The one bright spot in what he admits has been a dismal week is that it wasn't John Humphrys he faced in the Today studio yesterday, but James Naughtie. Now I yield to no one in my admiration for Jim's encyclopaedic knowledge of birdsong, and concerti for clavichord and lute, but his interviewing technique remains marooned in the "Minister, have you anything to add..." sepia-tinted era of the mid-1950s, and the Blairite slipperiness that makes Ken such a formidable rider of a punch wasn't required.

What Humphrys or the Knicker King of Knewsnight would have done is stick relentlessly to the question that most seriously threatens to put Boris Johnson, the Bertie Wooster to Ken's newt-fancying Gussie Fink-Nottle, in the mayoral office come May when they're handing out the gold chains and the sashes: are those LDA grants to organisations that either barely exist or have done nothing with the cash but vanish, evidence of corruption or incompetence?

The drinking, although far from irrelevant, isn't deadly. If Ken wishes to lubricate his troublesome bronchial chords with a large Scotch at 10am, and can hold it, good luck to him, even if that Churchill comparison stretches to breaking point the cheeky chappie chutzpah that once made him so endearing.

One thing about Winston was that he was witty even when sozzled. When Bessie Braddock chided him for drunkenness, he didn't reply "Yeah, darlin', but you're a Nazi concentration camp guard and I'll be sober (at least until 10 o'clock) in the morning." And if he had been that crude and nasty, as Ken was to a Jewish reporter on the Standard, he'd promptly have recanted.

Ken, on the other hand, follows the Blair line on apologising. While he has offered a fulsome mea culpa for the slave trade, just like Mr Blair, he cleaves remorselessly to "never explain, never apologise" when the fault is entirely his own, indulging that Narcissistic faith in his own flawlessness that has typified the demagogue down the ages. Self-love, as Erich Segal nearly put it, means never having to say you're sorry.

The contrast with Boris, political history's first professional apologist (and with excellent reason), couldn't be more damaging. Tonally Ken is losing this contest hands down, and in a personality-dominated race such as this, tone is crucial. Even those who regard the Congestion Charge as one of the boldest and most admirable policies effected anywhere in recent years will desert Ken if he continues to evince the monomania that goes with holding too much power too unaccountably for too long.
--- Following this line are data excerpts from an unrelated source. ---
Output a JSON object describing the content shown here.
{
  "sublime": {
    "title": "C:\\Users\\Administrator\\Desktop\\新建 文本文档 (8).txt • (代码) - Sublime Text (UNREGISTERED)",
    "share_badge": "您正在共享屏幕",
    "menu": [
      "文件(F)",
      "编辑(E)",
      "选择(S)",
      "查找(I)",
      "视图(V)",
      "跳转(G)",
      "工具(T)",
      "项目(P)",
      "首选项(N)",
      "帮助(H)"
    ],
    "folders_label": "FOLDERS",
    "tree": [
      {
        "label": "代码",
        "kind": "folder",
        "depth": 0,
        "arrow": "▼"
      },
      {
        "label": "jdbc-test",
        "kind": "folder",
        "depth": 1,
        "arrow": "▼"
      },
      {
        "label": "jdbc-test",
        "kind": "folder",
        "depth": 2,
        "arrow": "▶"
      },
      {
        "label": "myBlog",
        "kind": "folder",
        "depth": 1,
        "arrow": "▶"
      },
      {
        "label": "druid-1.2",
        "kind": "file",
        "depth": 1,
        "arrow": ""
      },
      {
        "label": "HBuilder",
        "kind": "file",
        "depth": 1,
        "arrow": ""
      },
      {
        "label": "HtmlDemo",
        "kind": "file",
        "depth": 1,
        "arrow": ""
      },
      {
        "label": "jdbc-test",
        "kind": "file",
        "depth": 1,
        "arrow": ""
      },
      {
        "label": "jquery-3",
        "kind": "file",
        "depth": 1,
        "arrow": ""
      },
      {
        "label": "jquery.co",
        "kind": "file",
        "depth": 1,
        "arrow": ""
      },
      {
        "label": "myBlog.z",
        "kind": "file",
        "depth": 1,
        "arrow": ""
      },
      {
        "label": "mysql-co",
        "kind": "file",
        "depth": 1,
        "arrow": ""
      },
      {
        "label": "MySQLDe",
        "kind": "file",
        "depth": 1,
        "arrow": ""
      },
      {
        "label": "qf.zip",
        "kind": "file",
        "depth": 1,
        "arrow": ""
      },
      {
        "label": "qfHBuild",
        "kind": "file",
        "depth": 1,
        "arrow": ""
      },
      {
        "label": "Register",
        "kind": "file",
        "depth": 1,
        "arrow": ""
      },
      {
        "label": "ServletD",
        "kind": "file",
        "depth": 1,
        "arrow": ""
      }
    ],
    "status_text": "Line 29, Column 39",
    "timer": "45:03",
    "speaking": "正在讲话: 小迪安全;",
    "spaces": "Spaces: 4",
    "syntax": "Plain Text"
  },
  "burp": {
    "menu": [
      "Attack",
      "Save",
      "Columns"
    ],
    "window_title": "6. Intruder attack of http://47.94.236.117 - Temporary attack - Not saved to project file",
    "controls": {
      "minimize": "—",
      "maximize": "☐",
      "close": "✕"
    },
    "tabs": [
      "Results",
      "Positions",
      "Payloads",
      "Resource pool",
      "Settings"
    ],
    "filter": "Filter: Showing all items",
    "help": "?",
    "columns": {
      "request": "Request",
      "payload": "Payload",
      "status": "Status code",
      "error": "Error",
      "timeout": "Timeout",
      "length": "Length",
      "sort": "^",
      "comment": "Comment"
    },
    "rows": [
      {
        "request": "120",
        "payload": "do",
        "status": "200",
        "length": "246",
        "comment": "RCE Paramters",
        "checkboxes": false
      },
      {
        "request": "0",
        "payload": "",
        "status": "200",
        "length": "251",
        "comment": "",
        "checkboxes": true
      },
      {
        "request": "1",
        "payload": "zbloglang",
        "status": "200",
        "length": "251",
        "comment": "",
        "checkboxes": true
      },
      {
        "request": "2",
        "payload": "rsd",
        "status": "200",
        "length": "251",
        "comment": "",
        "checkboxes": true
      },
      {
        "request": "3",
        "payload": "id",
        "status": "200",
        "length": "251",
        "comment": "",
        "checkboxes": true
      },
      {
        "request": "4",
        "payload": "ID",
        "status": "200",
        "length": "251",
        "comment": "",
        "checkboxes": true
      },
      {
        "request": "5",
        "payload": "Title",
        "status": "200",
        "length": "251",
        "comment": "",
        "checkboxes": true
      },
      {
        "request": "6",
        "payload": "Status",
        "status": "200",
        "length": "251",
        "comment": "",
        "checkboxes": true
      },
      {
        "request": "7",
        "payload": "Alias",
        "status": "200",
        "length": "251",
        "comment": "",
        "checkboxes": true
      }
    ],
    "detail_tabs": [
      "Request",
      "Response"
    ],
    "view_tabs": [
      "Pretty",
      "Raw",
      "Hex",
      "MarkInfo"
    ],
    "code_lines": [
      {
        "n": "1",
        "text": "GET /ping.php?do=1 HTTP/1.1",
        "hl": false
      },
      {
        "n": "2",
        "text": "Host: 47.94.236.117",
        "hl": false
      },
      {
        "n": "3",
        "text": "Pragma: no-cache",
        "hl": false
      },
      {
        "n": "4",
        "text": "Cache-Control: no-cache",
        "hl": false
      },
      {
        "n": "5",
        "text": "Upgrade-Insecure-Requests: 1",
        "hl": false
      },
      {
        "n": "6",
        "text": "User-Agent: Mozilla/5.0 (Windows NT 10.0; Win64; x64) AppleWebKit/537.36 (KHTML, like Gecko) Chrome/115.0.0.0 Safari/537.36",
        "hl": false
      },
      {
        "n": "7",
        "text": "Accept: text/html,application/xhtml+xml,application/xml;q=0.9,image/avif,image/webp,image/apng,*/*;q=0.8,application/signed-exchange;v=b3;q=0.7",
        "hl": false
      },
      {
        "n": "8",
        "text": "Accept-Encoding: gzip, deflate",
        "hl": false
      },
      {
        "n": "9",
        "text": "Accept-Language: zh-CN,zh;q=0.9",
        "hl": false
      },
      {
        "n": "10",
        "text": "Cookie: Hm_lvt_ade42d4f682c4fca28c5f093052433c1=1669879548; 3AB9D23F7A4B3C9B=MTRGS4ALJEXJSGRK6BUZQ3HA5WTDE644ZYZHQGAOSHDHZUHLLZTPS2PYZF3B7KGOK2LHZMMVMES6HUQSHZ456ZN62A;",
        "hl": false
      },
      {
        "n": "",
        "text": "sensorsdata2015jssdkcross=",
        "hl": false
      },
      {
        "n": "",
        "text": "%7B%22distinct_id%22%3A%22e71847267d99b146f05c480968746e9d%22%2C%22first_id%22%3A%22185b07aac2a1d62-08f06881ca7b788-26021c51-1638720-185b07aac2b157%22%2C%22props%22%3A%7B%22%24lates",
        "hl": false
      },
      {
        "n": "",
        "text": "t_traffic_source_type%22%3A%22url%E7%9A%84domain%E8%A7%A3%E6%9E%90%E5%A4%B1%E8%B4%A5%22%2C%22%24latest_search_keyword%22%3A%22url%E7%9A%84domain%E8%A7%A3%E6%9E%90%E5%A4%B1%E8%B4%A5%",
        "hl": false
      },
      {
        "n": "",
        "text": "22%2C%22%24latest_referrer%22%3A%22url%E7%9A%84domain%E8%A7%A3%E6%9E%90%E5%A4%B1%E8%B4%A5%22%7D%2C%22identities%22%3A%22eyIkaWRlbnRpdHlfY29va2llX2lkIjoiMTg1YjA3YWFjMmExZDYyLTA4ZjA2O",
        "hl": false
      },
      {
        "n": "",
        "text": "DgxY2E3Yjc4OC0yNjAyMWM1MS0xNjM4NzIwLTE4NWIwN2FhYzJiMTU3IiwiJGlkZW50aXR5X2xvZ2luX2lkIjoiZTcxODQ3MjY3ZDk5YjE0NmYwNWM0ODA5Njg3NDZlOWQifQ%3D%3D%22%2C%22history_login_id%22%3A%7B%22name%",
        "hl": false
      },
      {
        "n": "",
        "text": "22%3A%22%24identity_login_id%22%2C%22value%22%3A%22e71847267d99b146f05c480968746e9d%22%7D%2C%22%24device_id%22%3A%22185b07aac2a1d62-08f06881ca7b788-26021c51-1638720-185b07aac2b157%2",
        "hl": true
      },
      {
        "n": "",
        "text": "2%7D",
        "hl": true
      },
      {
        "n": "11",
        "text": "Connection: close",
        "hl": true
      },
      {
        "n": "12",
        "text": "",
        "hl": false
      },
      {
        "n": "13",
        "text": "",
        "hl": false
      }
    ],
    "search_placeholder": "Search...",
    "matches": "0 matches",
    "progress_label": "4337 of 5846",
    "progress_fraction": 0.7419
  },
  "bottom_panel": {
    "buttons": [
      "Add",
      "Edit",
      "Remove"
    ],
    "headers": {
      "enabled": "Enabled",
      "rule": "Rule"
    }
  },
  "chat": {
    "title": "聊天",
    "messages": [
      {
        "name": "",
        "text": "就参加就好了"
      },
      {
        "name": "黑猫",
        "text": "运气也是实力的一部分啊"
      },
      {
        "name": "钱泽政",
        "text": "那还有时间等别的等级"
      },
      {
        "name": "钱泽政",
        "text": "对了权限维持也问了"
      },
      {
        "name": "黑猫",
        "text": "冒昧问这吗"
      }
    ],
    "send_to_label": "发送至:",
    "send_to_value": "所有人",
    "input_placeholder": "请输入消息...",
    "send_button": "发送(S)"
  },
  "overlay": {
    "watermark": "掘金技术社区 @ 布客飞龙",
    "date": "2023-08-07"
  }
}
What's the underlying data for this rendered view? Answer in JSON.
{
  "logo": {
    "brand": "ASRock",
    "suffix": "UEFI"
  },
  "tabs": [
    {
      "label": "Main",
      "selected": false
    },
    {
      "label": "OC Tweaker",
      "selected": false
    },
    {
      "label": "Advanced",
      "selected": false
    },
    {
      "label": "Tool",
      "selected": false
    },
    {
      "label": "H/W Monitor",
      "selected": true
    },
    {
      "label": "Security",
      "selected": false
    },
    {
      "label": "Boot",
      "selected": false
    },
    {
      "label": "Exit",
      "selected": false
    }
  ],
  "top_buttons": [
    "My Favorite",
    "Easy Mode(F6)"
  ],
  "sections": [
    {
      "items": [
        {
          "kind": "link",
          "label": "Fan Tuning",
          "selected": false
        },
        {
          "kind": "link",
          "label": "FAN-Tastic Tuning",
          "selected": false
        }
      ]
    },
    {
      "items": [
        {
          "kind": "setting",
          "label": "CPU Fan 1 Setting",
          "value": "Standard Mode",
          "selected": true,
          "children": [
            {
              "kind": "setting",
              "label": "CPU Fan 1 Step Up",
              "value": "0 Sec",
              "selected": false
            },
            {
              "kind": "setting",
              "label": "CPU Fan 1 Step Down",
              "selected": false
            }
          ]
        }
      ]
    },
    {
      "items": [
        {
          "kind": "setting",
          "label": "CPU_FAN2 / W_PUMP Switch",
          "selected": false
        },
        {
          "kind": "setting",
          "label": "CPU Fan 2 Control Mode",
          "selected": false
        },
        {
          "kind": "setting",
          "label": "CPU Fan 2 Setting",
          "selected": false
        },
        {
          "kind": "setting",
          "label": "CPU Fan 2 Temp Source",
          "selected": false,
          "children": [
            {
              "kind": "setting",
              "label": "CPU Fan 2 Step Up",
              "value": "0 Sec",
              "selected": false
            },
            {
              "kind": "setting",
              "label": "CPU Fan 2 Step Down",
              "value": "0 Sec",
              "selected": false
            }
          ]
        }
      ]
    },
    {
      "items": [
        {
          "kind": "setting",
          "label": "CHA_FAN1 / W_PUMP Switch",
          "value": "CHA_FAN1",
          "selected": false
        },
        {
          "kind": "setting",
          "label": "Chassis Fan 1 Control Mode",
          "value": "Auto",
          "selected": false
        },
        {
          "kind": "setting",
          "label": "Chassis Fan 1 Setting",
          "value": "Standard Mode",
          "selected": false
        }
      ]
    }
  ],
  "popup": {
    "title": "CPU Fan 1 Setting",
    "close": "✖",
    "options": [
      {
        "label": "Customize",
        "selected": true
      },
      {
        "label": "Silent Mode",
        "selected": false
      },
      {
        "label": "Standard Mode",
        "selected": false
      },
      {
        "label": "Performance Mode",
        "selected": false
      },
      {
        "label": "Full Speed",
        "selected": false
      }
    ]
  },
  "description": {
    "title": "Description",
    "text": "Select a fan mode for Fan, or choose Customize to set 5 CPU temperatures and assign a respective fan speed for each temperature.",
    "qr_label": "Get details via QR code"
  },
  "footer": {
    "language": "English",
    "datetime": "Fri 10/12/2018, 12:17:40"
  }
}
Those who admire Boris even less than Ken's imbecile Bendy Buses may yet elect him purely for the anticipated delight of hearing their civic figurehead grovel for errors of his own commission.

The life of the ex-mayor of a self-proclaimed Greatest City On Earth who relies heavily on his stoic reaction to terrorist attack isn't easy, as a glance at Rudi Giuliani's crumbling campaign for the Republican nomination confirms. At home with time to kill is no place for the morning drinker.

It isn't too late for him to challenge the perception that he's a hideous hybrid of the last two Labour PMs, mixing the party boss ruthlessness of Gordon Brown with Mr Blair's spin-fixated egomania into a peculiarly noxious mayoral cocktail. If Hillary Clinton is any guide, Ken could yet turn things round with a few Johnnie Walker-flavoured tears and a moving thank you to the people of London for helping him find his true voice.

But that voice, however false, must be a humbler voice. Imperiously dismissing any reasonable examination into the workings of his office – those bemusing grants, the startling salaries paid to associates, the apparent misuse of his staff's time to launch personal attacks on his egregious old foe Trevor Phillips – as malevolent conspiracy can only accelerate the countdown. Especially when the lead investigator is the Standard's Andrew Gilligan. The last cockily abrasive character to wage war against Mr Gilligan, as Ken will need little reminding, was a certain Alastair Campbell, and you don't see a lot of people cowering from him any more.